The Chairman Is Buying
When the noise is loudest, watch what insiders do. William Clay Ford Jr., the executive chair and Ford family heir, purchased 140,000 Class B shares at $13.8175 per share on February 19, 2026. He has full visibility into every recall, every supplier problem, every EV loss. He still bought. That is not a signal to ignore.

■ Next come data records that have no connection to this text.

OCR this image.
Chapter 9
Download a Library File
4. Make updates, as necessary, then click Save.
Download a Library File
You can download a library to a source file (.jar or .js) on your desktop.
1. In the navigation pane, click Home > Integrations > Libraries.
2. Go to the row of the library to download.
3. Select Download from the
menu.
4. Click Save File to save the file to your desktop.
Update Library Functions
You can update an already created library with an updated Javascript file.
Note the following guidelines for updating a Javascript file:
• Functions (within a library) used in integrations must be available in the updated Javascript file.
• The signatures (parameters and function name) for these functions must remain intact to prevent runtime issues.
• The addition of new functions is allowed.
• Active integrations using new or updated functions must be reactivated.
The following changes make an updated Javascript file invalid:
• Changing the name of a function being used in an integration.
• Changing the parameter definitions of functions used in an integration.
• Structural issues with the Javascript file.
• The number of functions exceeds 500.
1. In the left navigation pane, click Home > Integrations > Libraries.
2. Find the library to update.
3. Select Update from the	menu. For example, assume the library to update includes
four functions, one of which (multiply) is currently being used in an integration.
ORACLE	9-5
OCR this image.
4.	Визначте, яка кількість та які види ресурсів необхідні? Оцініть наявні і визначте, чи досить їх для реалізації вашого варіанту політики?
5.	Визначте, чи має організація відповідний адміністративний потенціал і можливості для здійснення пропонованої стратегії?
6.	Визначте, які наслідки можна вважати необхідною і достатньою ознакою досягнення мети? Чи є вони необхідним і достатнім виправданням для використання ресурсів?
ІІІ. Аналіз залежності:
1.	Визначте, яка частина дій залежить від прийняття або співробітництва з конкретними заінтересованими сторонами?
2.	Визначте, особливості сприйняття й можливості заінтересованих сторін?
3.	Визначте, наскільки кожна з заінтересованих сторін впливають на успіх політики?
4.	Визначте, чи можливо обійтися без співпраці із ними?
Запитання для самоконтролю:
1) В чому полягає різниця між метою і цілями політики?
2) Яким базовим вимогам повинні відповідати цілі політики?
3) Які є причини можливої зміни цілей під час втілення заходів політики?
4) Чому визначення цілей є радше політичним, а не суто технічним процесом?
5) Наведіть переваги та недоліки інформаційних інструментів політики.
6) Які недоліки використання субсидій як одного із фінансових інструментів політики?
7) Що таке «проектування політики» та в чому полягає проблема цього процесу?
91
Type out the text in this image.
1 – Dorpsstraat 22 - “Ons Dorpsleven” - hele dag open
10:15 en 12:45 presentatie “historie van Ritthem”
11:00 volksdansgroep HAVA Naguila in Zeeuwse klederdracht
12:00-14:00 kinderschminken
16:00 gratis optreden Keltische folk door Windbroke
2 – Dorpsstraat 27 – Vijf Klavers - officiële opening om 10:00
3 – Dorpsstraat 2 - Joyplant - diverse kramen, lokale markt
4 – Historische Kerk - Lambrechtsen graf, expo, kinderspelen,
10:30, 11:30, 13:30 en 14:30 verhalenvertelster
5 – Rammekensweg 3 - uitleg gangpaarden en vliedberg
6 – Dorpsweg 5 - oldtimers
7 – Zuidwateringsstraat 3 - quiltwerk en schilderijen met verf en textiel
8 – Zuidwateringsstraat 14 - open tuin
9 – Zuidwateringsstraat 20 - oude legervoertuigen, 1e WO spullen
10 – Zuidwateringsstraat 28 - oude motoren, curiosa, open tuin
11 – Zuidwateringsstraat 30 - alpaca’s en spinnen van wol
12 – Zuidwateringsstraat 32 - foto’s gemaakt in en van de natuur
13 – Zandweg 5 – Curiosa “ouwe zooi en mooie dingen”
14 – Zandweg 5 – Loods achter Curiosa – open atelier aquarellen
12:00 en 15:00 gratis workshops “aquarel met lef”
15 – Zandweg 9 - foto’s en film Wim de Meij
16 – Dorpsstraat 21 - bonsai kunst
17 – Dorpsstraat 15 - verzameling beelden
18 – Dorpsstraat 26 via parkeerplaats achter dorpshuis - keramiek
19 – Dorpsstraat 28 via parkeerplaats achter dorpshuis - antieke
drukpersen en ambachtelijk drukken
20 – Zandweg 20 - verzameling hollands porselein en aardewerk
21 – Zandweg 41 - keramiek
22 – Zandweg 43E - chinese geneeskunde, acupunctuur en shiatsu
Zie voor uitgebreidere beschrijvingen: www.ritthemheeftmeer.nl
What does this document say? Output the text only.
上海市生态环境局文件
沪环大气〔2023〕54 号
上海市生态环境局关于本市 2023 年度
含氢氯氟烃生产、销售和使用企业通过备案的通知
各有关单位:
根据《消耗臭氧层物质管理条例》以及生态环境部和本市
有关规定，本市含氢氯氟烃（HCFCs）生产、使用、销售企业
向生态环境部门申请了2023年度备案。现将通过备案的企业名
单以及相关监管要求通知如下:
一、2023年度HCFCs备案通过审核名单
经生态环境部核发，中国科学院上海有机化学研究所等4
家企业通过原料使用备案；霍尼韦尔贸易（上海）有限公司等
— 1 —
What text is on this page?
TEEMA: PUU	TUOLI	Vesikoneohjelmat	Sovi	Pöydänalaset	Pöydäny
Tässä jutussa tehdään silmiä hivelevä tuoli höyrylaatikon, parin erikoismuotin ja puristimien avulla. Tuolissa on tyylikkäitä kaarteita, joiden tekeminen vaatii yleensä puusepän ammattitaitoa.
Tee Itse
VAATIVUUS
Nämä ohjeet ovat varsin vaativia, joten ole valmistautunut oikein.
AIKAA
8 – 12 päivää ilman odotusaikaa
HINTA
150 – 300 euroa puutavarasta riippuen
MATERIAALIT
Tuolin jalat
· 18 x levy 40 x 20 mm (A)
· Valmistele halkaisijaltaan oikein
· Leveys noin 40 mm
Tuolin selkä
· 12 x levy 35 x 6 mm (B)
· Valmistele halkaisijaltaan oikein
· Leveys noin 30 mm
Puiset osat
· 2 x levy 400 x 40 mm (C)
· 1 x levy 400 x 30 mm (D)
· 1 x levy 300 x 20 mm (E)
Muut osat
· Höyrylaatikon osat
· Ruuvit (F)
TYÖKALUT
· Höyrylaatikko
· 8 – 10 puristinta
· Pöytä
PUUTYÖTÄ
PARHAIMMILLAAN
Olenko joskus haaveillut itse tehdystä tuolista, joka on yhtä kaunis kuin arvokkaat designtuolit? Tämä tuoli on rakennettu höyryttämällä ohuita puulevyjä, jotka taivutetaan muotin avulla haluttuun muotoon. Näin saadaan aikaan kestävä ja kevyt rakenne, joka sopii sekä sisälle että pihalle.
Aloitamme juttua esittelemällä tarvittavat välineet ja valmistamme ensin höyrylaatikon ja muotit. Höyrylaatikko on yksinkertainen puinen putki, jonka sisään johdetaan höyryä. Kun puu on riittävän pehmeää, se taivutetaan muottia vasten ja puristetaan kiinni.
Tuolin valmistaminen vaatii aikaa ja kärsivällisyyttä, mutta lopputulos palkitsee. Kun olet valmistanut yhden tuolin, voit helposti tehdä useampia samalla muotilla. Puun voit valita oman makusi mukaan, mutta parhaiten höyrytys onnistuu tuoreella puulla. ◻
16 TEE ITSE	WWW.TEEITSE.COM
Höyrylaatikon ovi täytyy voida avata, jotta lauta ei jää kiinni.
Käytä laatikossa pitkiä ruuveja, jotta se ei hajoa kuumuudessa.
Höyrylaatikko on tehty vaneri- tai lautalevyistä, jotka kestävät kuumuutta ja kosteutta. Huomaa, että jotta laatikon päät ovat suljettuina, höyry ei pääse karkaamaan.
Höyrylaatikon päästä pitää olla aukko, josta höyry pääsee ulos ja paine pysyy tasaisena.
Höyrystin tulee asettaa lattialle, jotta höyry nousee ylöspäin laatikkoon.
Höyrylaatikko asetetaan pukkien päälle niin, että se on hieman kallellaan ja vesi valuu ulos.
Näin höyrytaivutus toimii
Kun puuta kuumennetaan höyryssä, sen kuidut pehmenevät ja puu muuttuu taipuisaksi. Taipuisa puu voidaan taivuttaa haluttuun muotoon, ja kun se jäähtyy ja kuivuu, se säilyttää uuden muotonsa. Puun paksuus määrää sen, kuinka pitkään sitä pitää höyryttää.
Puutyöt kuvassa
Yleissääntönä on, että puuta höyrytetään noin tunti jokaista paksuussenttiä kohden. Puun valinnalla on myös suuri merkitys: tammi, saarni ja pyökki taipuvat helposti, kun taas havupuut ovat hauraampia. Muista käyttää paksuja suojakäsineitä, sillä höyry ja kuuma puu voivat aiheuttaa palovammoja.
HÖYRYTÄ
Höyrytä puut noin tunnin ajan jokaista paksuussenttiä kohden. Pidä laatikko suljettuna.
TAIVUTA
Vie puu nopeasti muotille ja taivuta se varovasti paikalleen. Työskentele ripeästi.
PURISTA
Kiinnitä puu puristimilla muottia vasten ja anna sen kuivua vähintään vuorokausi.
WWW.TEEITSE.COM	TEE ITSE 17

The EV Collapse Is Actually Bullish
A 71% drop in EV sales sounds catastrophic. Read the income statement instead. Ford’s Model e segment is the primary drag on earnings. Management guided Model e losses of $4.0 billion to $4.5 billion for 2026, but that figure is an improvement of $0.3 billion versus 2024, and the segment’s losses are ring-fenced from the profitable core. Pulling back from unprofitable EV volume tightens margins. Analysts don’t need an EV recovery to reach a $17 price target. They need Ford to stop losing money on EVs. That process is already underway. The market is reading the headline; the income statement tells a different story.
Ford Pro Is the Real Business
While headlines fixate on EVs, Ford Pro (the commercial vehicle division serving fleet operators with Super Duty trucks and Transit vans) is quietly generating the cash that funds everything else. Ford Pro delivered $1.99 billion in EBIT on $17.4 billion in Q3 revenue at an 11.4% margin, and paid software subscriptions reached 818,000 subscribers by Q3 2025, up 30% for the full year. Management guided Ford Pro EBIT of $6.5 billion to $7.5 billion for 2026. These are locked-in fleet customers with recurring software revenue. Ford Pro’s margin expansion is the single most important lever to the bull case.
One Real Risk
The First Brands Group supplier bankruptcy is not dismissible. Three of four prospective buyers of First Brands’ factories produce parts exclusively for Ford’s high-volume models, and Ford is currently paying for parts in advance to keep production running. If F-Series production is disrupted, the bull case changes materially. This is the number to watch.
Ford pays a $0.15 quarterly dividend ($0.60 annualized). Shares are at $12.81, against a consensus analyst target of $14.14, with Ford Pro growth providing a credible path to $17. No EV miracle required. Adding Ford to your retirement portfolio before the sentiment turns looks like a good bet.